From time to time, the Company may be involved in legal proceedings and other matters arising in the normal course of business. Currently, management does not believe the Company is a party to any legal proceedings that would have a material adverse effect on its operations. The Company continuously evaluates potential contingencies and will accrue liabilities as necessary. However, the resolution of any claim or litigation is inherently uncertain and could impact the Company’s financial condition, cash flows, or results of operations.

Liability Insurance

The Company believes that its insurance coverage is appropriate based upon the Company’s claims experience and the nature and risks of the Company’s business. In addition to the known incidents that have resulted in the assertion of claims, the Company cannot be certain that its insurance coverage will be adequate to cover liabilities arising out of claims asserted against the Company, the Company’s affiliated professional organizations or the Company’s affiliated hospitalists in the future where the outcomes of such claims are unfavorable. The Company believes that the ultimate resolution of all pending claims, including liabilities in excess of the Company’s insurance coverage, will not have a material adverse effect on the Company’s financial position, results of operations, or cash flows; however, there can be no assurance that future claims will not have such a material adverse effect on the Company’s business. Contracted physicians are required to obtain their own insurance coverage.
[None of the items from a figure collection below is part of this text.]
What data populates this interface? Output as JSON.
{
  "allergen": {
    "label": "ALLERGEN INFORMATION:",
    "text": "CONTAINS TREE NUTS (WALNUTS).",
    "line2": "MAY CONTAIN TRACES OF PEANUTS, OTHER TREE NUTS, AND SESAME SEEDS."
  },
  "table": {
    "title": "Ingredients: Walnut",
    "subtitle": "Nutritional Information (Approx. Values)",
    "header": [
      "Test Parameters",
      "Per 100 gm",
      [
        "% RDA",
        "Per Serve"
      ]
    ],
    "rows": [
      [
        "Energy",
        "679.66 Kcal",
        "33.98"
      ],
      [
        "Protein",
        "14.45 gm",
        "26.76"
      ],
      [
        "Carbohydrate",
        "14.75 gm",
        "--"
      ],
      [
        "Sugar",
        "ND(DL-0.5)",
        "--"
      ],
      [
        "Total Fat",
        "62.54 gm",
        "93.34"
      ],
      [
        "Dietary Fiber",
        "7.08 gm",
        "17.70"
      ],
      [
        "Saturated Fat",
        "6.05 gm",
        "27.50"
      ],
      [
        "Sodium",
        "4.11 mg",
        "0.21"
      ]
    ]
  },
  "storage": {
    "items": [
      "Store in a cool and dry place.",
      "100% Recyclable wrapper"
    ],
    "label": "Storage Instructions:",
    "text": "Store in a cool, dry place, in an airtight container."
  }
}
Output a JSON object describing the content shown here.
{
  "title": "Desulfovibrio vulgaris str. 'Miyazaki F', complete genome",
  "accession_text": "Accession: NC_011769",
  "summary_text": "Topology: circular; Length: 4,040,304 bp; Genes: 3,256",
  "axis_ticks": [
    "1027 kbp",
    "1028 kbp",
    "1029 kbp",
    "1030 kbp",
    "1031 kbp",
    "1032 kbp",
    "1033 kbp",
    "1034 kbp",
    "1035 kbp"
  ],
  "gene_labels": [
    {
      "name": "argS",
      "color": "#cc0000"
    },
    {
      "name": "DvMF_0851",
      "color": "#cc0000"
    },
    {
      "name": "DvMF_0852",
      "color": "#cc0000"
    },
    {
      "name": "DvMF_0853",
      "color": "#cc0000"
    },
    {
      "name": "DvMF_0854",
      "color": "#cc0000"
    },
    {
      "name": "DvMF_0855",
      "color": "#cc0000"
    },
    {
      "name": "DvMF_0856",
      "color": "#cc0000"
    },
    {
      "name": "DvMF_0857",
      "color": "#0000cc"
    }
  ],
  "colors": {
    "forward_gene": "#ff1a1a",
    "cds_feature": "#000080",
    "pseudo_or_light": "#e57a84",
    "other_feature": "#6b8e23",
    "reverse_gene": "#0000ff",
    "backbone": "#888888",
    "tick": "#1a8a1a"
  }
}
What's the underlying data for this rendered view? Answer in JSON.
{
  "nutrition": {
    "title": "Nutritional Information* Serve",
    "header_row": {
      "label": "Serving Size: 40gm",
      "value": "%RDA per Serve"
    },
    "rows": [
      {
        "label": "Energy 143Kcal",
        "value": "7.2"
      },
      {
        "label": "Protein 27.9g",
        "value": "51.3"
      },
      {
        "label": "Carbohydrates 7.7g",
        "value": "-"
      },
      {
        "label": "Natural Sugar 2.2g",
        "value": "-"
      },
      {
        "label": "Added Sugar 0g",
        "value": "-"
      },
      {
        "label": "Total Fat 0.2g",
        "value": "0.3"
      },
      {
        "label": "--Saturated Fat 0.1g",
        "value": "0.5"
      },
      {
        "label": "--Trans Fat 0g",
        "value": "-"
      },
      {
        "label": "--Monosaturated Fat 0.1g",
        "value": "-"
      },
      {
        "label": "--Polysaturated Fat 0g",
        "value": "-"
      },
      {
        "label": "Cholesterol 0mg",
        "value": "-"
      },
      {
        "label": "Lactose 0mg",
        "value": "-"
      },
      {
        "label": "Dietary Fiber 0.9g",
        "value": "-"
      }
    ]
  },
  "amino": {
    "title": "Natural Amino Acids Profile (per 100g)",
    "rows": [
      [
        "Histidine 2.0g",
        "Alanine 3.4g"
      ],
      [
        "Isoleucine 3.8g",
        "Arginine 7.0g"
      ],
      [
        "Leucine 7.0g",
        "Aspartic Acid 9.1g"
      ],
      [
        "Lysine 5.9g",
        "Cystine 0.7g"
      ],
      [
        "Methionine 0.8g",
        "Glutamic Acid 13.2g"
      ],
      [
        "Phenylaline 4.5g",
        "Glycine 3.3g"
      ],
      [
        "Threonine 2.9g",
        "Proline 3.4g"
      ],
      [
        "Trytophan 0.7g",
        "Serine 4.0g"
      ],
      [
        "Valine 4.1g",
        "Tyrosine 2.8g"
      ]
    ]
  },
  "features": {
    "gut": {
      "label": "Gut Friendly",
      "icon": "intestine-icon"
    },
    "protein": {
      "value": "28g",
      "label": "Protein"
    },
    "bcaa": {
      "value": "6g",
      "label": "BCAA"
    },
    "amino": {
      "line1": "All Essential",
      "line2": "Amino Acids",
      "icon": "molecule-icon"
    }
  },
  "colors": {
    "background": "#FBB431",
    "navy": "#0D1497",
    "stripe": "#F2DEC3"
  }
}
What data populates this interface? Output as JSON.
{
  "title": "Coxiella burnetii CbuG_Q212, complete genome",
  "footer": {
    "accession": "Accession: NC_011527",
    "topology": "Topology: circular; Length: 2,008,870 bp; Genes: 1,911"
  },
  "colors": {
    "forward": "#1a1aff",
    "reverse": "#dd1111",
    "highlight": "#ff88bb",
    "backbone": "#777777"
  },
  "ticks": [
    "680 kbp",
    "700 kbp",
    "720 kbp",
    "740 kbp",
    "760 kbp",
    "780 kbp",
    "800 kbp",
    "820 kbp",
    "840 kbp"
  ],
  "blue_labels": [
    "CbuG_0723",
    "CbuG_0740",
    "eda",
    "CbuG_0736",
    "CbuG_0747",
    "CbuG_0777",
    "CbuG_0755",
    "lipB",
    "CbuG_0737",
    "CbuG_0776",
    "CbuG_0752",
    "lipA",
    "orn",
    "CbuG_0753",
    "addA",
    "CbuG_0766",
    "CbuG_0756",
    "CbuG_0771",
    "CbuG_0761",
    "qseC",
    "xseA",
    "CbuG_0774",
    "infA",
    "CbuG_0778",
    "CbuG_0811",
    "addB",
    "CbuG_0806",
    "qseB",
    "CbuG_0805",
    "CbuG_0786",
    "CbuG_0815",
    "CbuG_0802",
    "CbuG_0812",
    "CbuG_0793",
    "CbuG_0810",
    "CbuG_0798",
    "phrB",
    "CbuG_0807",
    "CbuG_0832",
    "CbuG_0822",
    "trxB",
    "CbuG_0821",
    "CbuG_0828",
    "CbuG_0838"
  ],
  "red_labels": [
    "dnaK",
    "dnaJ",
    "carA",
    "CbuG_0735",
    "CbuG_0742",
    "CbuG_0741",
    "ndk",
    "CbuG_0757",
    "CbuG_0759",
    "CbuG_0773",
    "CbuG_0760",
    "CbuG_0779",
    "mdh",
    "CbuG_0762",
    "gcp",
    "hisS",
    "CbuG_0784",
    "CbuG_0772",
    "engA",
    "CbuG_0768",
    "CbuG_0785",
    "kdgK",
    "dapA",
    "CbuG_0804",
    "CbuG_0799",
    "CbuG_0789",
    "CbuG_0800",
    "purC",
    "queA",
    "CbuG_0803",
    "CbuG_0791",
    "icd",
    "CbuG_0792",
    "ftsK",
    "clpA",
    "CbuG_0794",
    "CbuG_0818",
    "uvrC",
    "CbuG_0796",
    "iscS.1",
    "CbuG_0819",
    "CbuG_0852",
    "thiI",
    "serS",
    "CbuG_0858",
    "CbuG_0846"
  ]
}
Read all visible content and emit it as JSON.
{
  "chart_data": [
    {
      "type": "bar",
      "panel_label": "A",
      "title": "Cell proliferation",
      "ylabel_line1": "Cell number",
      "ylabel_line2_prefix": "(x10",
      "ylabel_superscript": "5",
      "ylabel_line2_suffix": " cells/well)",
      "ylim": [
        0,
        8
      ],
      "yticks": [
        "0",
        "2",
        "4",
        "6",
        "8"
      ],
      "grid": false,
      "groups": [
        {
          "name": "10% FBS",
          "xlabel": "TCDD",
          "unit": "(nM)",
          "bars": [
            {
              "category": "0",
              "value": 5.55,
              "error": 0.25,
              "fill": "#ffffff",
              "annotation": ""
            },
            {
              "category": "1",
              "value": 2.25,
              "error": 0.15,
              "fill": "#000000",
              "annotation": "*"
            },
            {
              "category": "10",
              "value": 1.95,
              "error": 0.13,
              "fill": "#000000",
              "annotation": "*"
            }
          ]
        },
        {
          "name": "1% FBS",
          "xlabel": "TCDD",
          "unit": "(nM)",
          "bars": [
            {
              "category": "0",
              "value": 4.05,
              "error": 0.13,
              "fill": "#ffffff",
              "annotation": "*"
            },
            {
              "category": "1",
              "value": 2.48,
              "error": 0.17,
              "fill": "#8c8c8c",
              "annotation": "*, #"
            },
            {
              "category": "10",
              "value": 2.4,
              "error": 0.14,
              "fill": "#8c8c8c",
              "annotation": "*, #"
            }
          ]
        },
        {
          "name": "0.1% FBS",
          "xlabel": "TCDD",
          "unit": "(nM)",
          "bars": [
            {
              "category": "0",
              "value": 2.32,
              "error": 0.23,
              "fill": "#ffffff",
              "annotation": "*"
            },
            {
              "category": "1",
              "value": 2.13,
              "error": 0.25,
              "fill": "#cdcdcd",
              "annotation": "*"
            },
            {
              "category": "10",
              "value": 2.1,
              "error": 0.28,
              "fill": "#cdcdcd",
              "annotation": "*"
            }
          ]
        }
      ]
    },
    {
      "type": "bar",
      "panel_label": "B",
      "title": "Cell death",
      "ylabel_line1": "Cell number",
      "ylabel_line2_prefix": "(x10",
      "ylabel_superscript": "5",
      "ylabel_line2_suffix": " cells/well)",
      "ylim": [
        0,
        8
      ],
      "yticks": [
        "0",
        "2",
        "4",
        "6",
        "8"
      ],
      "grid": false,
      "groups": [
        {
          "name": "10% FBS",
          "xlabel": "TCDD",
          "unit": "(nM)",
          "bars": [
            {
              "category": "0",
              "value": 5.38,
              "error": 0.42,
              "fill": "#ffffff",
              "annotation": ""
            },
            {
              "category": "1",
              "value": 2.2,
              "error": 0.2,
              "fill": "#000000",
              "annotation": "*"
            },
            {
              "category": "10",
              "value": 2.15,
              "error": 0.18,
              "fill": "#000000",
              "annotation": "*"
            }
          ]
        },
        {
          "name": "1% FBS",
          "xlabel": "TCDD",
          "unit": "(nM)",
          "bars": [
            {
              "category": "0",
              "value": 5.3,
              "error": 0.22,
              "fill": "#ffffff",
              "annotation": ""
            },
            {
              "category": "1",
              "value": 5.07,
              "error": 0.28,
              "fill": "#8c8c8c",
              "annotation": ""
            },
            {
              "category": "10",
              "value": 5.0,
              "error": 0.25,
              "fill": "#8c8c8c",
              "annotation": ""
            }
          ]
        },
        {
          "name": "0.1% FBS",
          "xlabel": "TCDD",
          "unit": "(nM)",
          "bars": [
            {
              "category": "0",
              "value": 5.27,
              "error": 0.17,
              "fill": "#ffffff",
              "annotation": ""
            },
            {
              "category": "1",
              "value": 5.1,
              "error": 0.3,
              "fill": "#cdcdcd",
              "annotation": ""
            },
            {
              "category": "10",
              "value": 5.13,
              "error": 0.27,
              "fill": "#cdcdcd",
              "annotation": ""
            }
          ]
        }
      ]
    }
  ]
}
The Company’s contracted physicians are required to carry first-dollar coverage with limits of liability equal to not less than $1.0 million for claims based on occurrence up to an aggregate of $3.0 million per year. The Company’s IPAs purchase stop-loss insurance, which will reimburse them for claims from service providers on a per enrollee basis. The specific retention amount per enrollee per policy period is $45,000 to $0.3 million for professional coverage.

Although the Company currently maintains liability insurance policies on a claims-made basis, which are intended to cover malpractice liability and certain other claims, the coverage must be renewed annually, and may not continue to be available to the Company in future years at acceptable costs, and on favorable terms.